Langandauernde Müdigkeit, Abgeschlagenheit und Entscheidungsschwierigkeiten können Nachwirkungen von Covid-19 sein. Das zeigt eine Studie der Neuroreha des Krankenhauses Sterzing.

Tageszeitung: Herr Professor, was ist bisher über neurologische Spätfolgen einer Corona-Erkrankung bekannt?

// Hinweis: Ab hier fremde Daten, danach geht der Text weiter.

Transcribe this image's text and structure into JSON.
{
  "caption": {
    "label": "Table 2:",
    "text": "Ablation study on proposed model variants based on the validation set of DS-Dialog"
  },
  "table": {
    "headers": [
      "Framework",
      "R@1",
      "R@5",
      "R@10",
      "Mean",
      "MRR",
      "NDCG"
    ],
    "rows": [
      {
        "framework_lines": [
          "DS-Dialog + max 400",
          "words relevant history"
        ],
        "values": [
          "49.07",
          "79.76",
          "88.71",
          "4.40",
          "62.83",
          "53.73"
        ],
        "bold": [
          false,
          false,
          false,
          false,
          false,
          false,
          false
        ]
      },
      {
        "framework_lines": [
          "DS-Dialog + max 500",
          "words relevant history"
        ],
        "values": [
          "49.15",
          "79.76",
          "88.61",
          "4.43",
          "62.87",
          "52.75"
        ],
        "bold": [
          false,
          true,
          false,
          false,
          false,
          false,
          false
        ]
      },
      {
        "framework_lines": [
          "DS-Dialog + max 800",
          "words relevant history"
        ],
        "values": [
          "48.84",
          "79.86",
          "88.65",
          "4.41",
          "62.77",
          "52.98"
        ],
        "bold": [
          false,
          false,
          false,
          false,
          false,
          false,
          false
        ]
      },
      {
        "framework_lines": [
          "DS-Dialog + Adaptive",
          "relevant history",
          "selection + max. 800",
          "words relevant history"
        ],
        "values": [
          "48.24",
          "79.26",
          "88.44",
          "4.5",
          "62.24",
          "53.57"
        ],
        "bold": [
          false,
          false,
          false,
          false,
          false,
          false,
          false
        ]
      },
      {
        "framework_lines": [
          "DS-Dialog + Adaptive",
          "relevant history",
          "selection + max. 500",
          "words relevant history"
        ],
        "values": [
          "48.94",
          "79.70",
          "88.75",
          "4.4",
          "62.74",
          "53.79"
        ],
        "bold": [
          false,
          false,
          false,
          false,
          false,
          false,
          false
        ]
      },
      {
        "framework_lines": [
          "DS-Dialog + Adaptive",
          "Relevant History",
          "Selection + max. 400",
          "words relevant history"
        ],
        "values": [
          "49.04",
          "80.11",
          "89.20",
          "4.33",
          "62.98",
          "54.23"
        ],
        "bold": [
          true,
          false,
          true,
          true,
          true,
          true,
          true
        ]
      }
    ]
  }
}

Leopold Saltuari (Wissenschaftlicher Leiter der Neurorehabilitation Sterzing): Man hat erst gedacht, dass eine Corona-Erkrankung primär pulmonologisch das große Problem darstellt, mit beatmungspflichtigen Patienten auf den Intensivstationen. Wir hatten aber relativ früh den Verdacht, dass mit dieser viralen Erkrankung neurologische Komplikationen einhergehen, weil eines der ersten Symptome von Corona-Patienten sehr häufig eine Anosmie oder Hyposmie, also die Unfähigkeit zu Riechen und zu Schmecken, war. Diese Fähigkeit geht vom ersten Hirnnerv aus und damit von einem Nerv, der direkt mit dem Gehirn verbunden ist.

Deswegen hat man an der Neurorehabilitation in Sterzing eine Studie durchgeführt.

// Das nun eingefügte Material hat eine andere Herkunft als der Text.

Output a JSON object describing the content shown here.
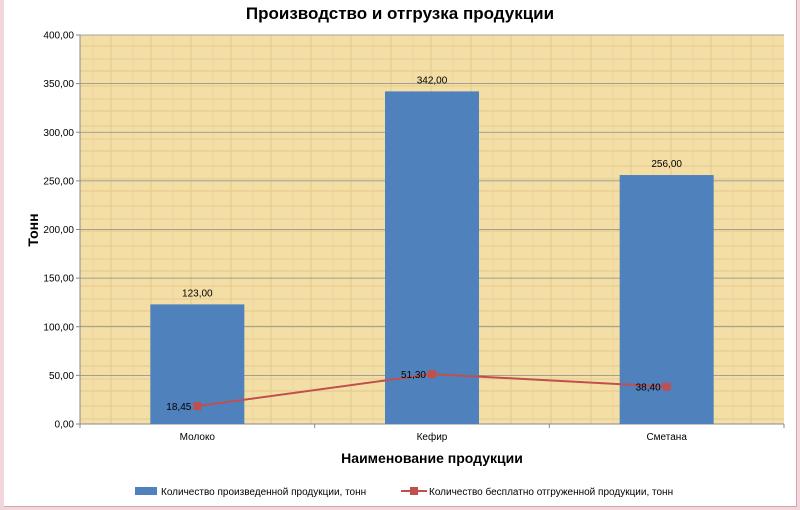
{
  "colors": {
    "bar": "#4f81bd",
    "line": "#c0504d",
    "plot_background": "#f3dfa6",
    "grid": "#8a8a8a"
  },
  "chart_data": {
    "type": "bar",
    "title": "Производство  и отгрузка  продукции",
    "xlabel": "Наименование  продукции",
    "ylabel": "Тонн",
    "categories": [
      "Молоко",
      "Кефир",
      "Сметана"
    ],
    "ylim": [
      0,
      400
    ],
    "yticks": [
      "0,00",
      "50,00",
      "100,00",
      "150,00",
      "200,00",
      "250,00",
      "300,00",
      "350,00",
      "400,00"
    ],
    "yticks_values": [
      0,
      50,
      100,
      150,
      200,
      250,
      300,
      350,
      400
    ],
    "grid": true,
    "legend_position": "bottom",
    "series": [
      {
        "name": "Количество произведенной продукции, тонн",
        "type": "bar",
        "values": [
          123,
          342,
          256
        ],
        "labels": [
          "123,00",
          "342,00",
          "256,00"
        ]
      },
      {
        "name": "Количество бесплатно отгруженной продукции, тонн",
        "type": "line",
        "values": [
          18.45,
          51.3,
          38.4
        ],
        "labels": [
          "18,45",
          "51,30",
          "38,40"
        ]
      }
    ]
  }
}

Genau. Wir haben die Post-Covid-Patienten aus der Intensivstation in Bozen direkt übernommen und begonnen, diese aus neurologischer Sicht zu untersuchen. Viele dieser Patienten hatten wegen der viralen Entzündung und des Aufenthalts in der Intensivstation schwere periphere Nervenprobleme und waren meist in ihrer Bewegung sehr stark eingeschränkt. Wir haben bei diesen Patienten aber auch das zentrale Nervensystem, das Gehirn, untersucht und es kommt immer klarer heraus, dass eines der Symptome dieser Patienten ist, dass sie sich auch lange nach der Akuterkrankung abgeschlagen und müde fühlen. Wir haben dann im Rahmen von Analysen herausgefunden, dass von einer Corona-Erkrankung nicht nur das periphere Nervensystem betroffen sein kann, sondern dass auch das zentrale Nervensystem betroffen ist und ein Teil dieser Müdigkeit und Abgeschlagenheit auf das Gehirn zurückzuführen ist.

Was bedeutet das?

Die Patienten zeigen eine allgemeine Müdigkeit und Abgeschlagenheit, man spricht vom sog. Fatigue-Syndrom. Sie haben Schwierigkeiten in der Entscheidungsführung, sich aufzuraffen und sind niedergeschlagen. Durch elektrophysiologische Untersuchung haben wir nachweisen können, dass es durch die Corona-Erkrankung in der Hirnrinde zu Veränderungen gekommen ist und dass diese Veränderungen auch ursächlich sind für diese massive und langanhaltende Abgeschlagenheit. Diese Symptome sind lange unterschätzt worden.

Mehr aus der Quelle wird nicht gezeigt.